Growing high-demand ornamentals and specialty crops is a time and labor-intensive profession requiring constant monitoring of inventory and health, while also handling routine maintenance. A Mississippi State scientist is looking to the sky for solutions to these ground-level tasks.
Patricia Knight, director of coastal horticulture research at MSU’s Coastal Research and Extension Center and scientist in the Mississippi Agricultural and Forestry Experiment Station, is exploring how drone technology and artificial intelligence, or AI, might help growers save time and money on labor-intensive tasks. She has partnered to test cost-effective, industry-ready solutions with Siva Kumpatla, research leader for the USDA Agricultural Research Service’s Thad Cochran Southern Horticultural Laboratory, and Prabha Sundaravadivel, associate professor of electrical engineering at the University of Texas-Tyler.
The three-part study’s first phase is training a computer vision model to conduct plant inventories.
“It’s important to have an accurate inventory, but during the active shipping season, that gets pushed to the side,” said Knight, also a research professor in MSU’s Department of Plant and Soil Sciences. “Sending out a drone to count while your staff is busy with more immediate tasks could help you avoid selling plants you don’t have.”

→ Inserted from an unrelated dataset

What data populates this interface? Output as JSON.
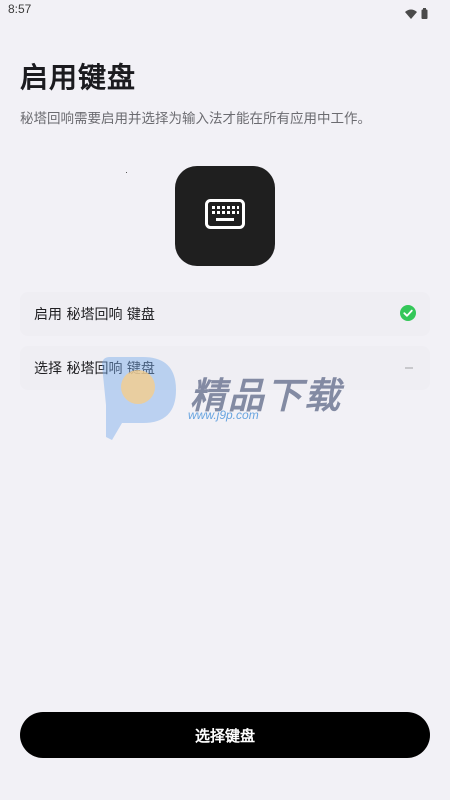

The team has visited three South Mississippi nurseries, and the UT group has shot footage of different shrubs and trees including magnolias, azaleas, roses and more. The images are being used to train an AI model to identify every possible variation of the plants, beginning with magnolias.
“In this method, called manual labeling, we label the images for features such as ‘plant’ and ‘soil.’ After being fed enough images, the system learns to quickly distinguish between plant and soil and then between individual plants and counts them,” Kumpatla said. “We have repeated this process over and over, always with a manual check until we got to a high level of accuracy.”
To date, the model has achieved over 96% accuracy in identifying magnolias, and the team is working on transferring and tweaking the models to achieve similar accuracy in other species.